Biz daha sonra Hasan Sevin’le birlikte aynı zamanda tarikin de bulunduğu eve gidip söyleşimize orada devam ediyoruz. İlk önce evliyayı ziyaret ediyoruz. Evliyanın yanında devamlı bir ışık, mum yanıyor.
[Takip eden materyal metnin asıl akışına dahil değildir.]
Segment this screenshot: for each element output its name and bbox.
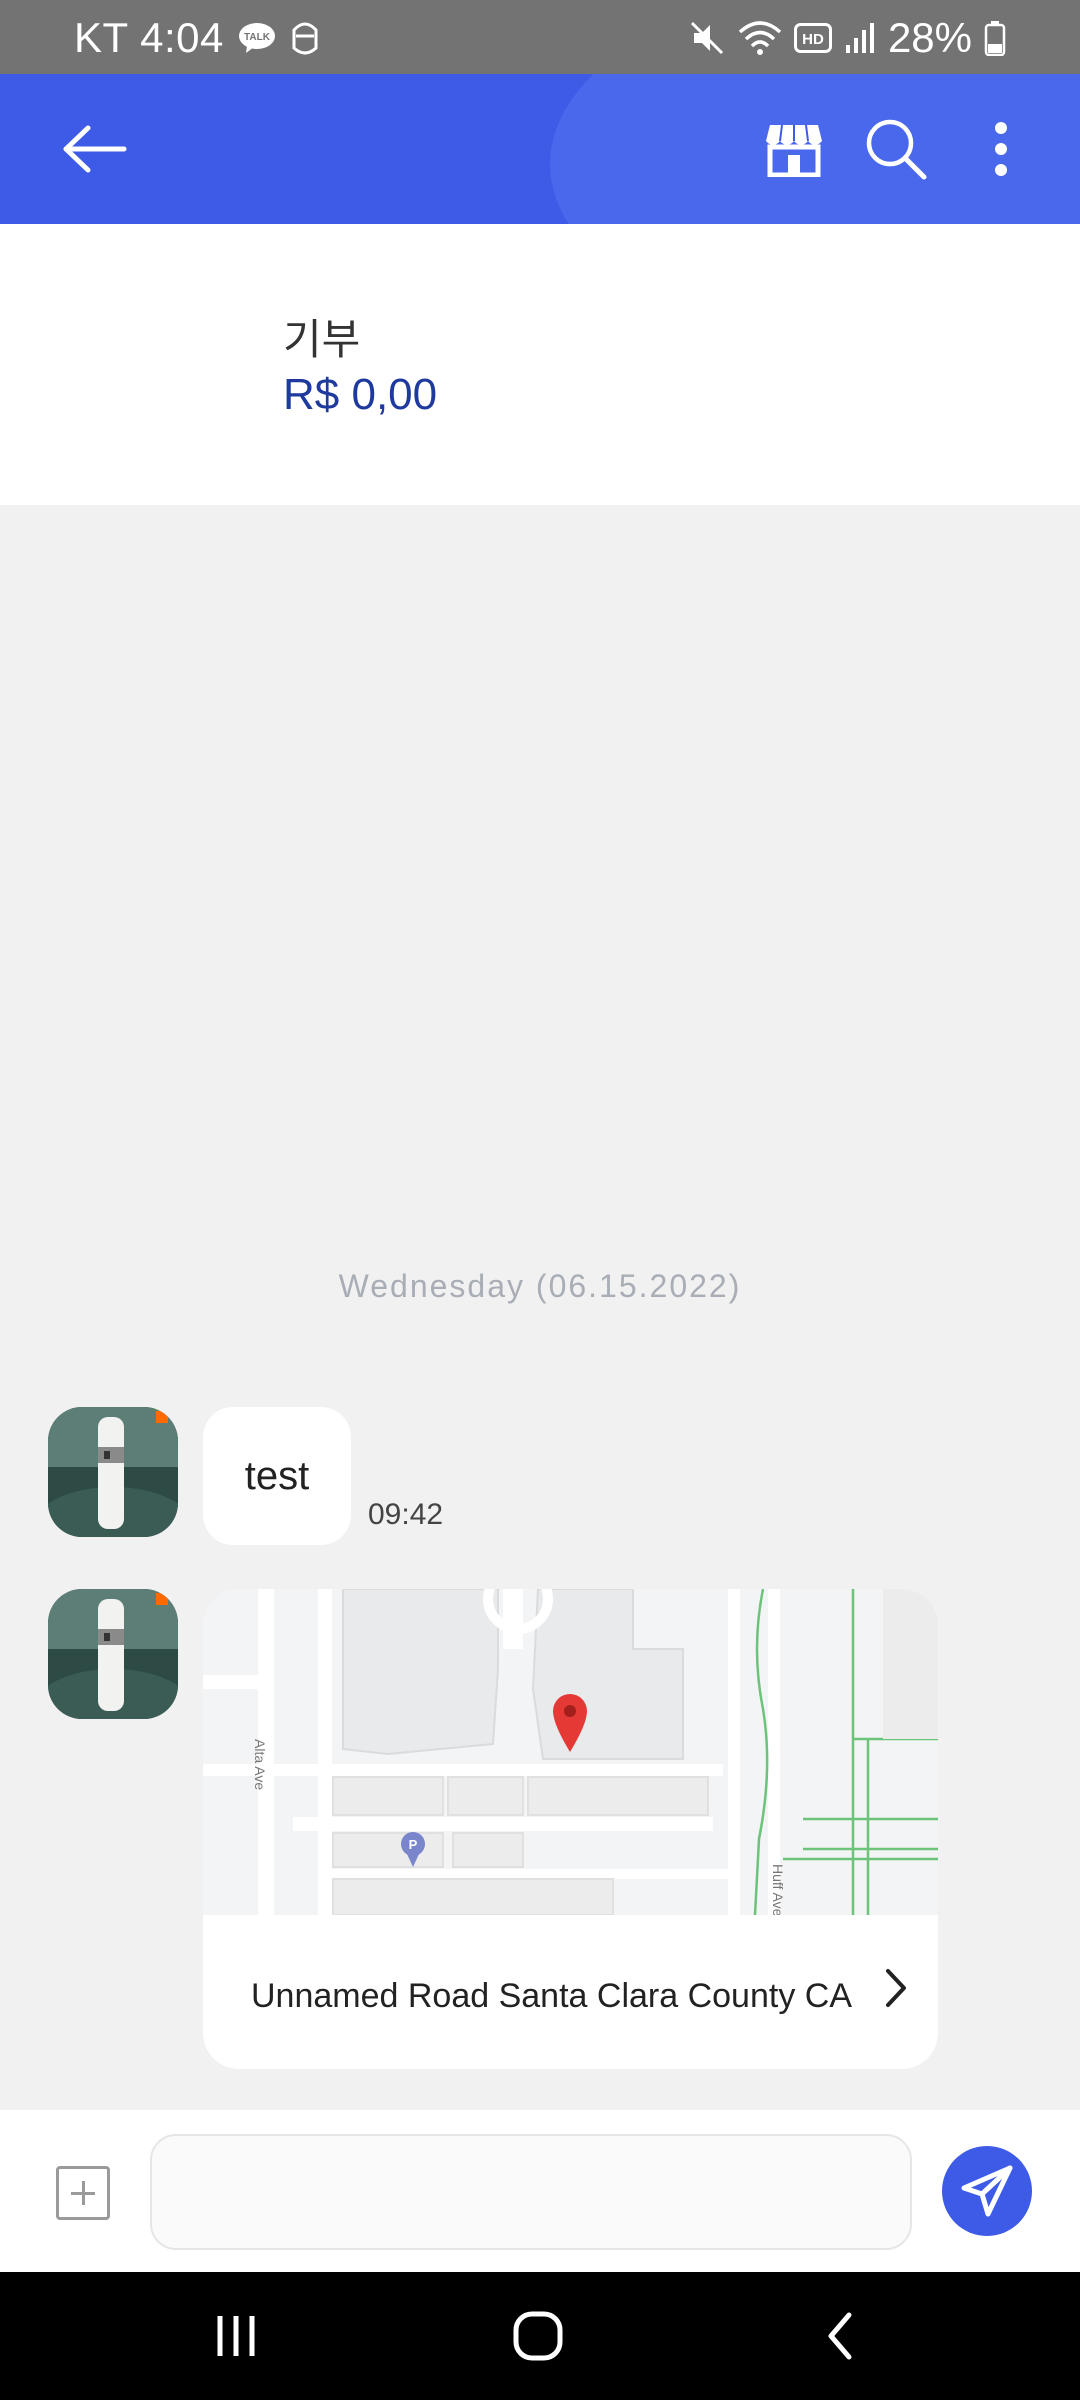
- message-composer: [0, 2110, 1080, 2272]
- hd-label: HD: [802, 31, 824, 48]
- status-bar: KT 4:04 TALK HD 28%: [0, 0, 1080, 74]
- signal-icon: [844, 21, 876, 55]
- chat-area[interactable]: Wednesday (06.15.2022) test 09:42 Alta A…: [0, 505, 1080, 2110]
- map-street-label: Alta Ave: [252, 1739, 268, 1790]
- send-icon: [961, 2165, 1013, 2217]
- mute-icon: [688, 19, 726, 57]
- arrow-left-icon: [63, 125, 127, 173]
- send-button[interactable]: [942, 2146, 1032, 2236]
- recents-button[interactable]: [156, 2272, 316, 2400]
- status-right: HD 28%: [688, 14, 1006, 62]
- store-icon: [766, 124, 822, 177]
- system-nav-bar: [0, 2272, 1080, 2400]
- message-bubble[interactable]: test: [203, 1407, 351, 1545]
- battery-icon: [984, 20, 1006, 56]
- battery-percent: 28%: [887, 14, 972, 61]
- back-nav-button[interactable]: [760, 2272, 920, 2400]
- home-button[interactable]: [458, 2272, 618, 2400]
- plus-square-icon[interactable]: [56, 2166, 110, 2220]
- notification-icon: [290, 20, 320, 56]
- parking-label: P: [409, 1837, 418, 1852]
- map-preview[interactable]: Alta Ave Huff Ave P: [203, 1589, 938, 1915]
- chevron-right-icon[interactable]: [884, 1967, 908, 2014]
- more-options-button[interactable]: [966, 74, 1036, 224]
- search-button[interactable]: [860, 74, 932, 224]
- app-bar: [0, 74, 1080, 224]
- map-street-label: Huff Ave: [770, 1864, 786, 1915]
- donation-info-panel: 기부 R$ 0,00: [0, 224, 1080, 505]
- hd-icon: HD: [793, 23, 832, 53]
- back-icon: [828, 2312, 852, 2360]
- message-time: 09:42: [368, 1498, 444, 1531]
- status-left: KT 4:04 TALK: [74, 14, 320, 62]
- more-vertical-icon: [995, 122, 1007, 176]
- message-input[interactable]: [150, 2134, 912, 2250]
- message-text: test: [244, 1453, 310, 1498]
- back-button[interactable]: [40, 74, 150, 224]
- home-icon: [513, 2311, 563, 2361]
- donation-amount: R$ 0,00: [283, 370, 438, 419]
- avatar[interactable]: [48, 1589, 178, 1719]
- kakaotalk-icon: TALK: [238, 21, 276, 55]
- store-button[interactable]: [758, 74, 830, 224]
- carrier-time: KT 4:04: [74, 14, 224, 61]
- search-icon: [866, 119, 927, 180]
- donation-title: 기부: [283, 316, 361, 363]
- avatar[interactable]: [48, 1407, 178, 1537]
- date-separator: Wednesday (06.15.2022): [338, 1268, 742, 1304]
- wifi-icon: [738, 20, 782, 56]
- recents-icon: [217, 2316, 255, 2356]
- talk-badge-text: TALK: [244, 32, 271, 43]
- location-message-card[interactable]: Alta Ave Huff Ave P Unnamed Road Santa C…: [203, 1589, 938, 2069]
- location-address: Unnamed Road Santa Clara County CA: [251, 1977, 852, 2015]
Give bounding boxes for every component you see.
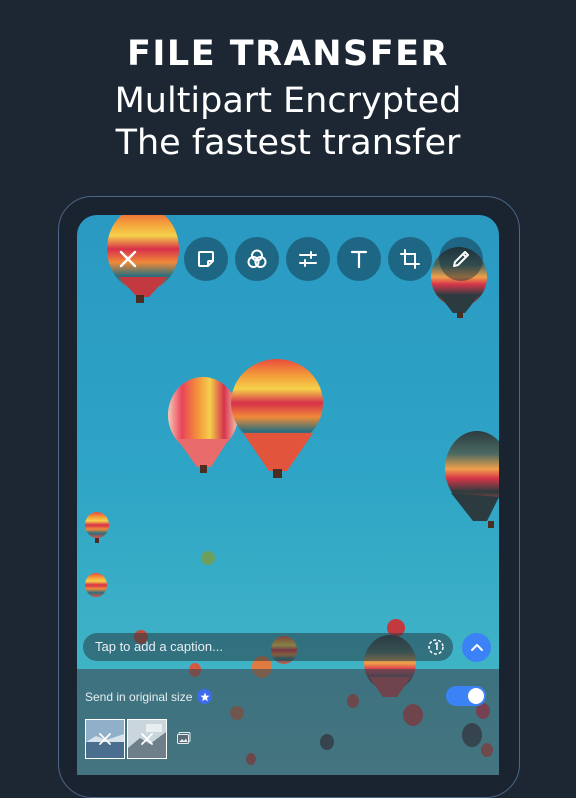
- editor-toolbar: [77, 237, 499, 281]
- caption-placeholder: Tap to add a caption...: [95, 639, 223, 654]
- sticker-icon: [198, 251, 214, 267]
- adjust-icon: [299, 251, 317, 267]
- remove-attachment-button[interactable]: [128, 720, 166, 758]
- caption-input[interactable]: Tap to add a caption...: [83, 633, 453, 661]
- promo-headline: FILE TRANSFER Multipart Encrypted The fa…: [0, 34, 576, 164]
- close-icon: [119, 250, 137, 268]
- close-icon: [99, 733, 111, 745]
- draw-button[interactable]: [439, 237, 483, 281]
- sticker-button[interactable]: [184, 237, 228, 281]
- chevron-up-icon: [470, 643, 483, 651]
- crop-button[interactable]: [388, 237, 432, 281]
- send-original-size-row: Send in original size: [85, 689, 213, 704]
- attachment-thumbnail[interactable]: [85, 719, 125, 759]
- text-icon: [350, 250, 368, 269]
- filters-icon: [247, 249, 267, 268]
- promo-line-2: The fastest transfer: [115, 123, 461, 163]
- send-options-panel: Send in original size: [77, 669, 499, 775]
- draw-icon: [453, 251, 469, 267]
- remove-attachment-button[interactable]: [86, 720, 124, 758]
- crop-icon: [400, 249, 420, 269]
- premium-star-icon: [197, 689, 213, 704]
- promo-line-1: Multipart Encrypted: [114, 81, 462, 121]
- promo-title: FILE TRANSFER: [126, 34, 449, 74]
- text-button[interactable]: [337, 237, 381, 281]
- toggle-knob: [468, 688, 484, 704]
- close-icon: [141, 733, 153, 745]
- adjust-button[interactable]: [286, 237, 330, 281]
- close-button[interactable]: [106, 237, 150, 281]
- send-original-size-label: Send in original size: [85, 689, 193, 704]
- add-from-gallery-icon[interactable]: [177, 732, 191, 744]
- filters-button[interactable]: [235, 237, 279, 281]
- send-button[interactable]: [462, 633, 491, 662]
- attachment-thumbnail[interactable]: [127, 719, 167, 759]
- self-destruct-timer-icon[interactable]: [427, 638, 445, 656]
- photo-editor-screen: Tap to add a caption... Send in original…: [77, 215, 499, 775]
- send-original-size-toggle[interactable]: [446, 686, 486, 706]
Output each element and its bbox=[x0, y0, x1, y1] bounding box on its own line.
Alevilikle ilgisini sadece sohbetleriyle, cemleriyle sürdürmeyen Hasan Sevin’in aynı zamanda yayınlanmış bir şiir kitabı da var. (Daha sonra iki kitabı daha yayınlandı). Sazı, sözü, sohbetiyle doğuda aydın bir dedemizle tanışmanın verdiği aşkla söyleşimiz sürüp gidiyor... Hasan Sevin özetle şunları aktarıyor: Sevgili dost; Ocak Alevilikte bir hakikat okuludur. Köktür, asıldır. Ocakla övünülmez ama dedenin yetiştiği, insanın yetiştiği yer de ocaktır. Dedelik, bir öğretmendir, bir hakimdir, avukattır. Halkın sorunlarını çözen, bir toplum önderidir. Gerçek dede, inanın ki toplum için büyük hazinedir. Kişi cemlerde, meydanda ölçülür. Günün dedesi bilgili, görgülü, okuyan, araştıran kişi olmalıdır. Dede hakim gibi insanı ölçüp tartar, gerekirse savunur, gerekirse onun hastalıklarını sağaltır, sorunlarını çözer. Bizde el ele, el Hakk’a ilkesi asıldır. Musahiplik kapısı kutlu ve kutsal kapıdır. Hz. Muhammed muhacir ve ensarları musahipli kılmıştır. Bizler de o yolu takip ediyoruz. Tarik buralarda çok önemlidir. Tariki görmek için kurban kesmek gerekir. Buralarda Sağyan’da bir, bu köyde iki tarik vardır.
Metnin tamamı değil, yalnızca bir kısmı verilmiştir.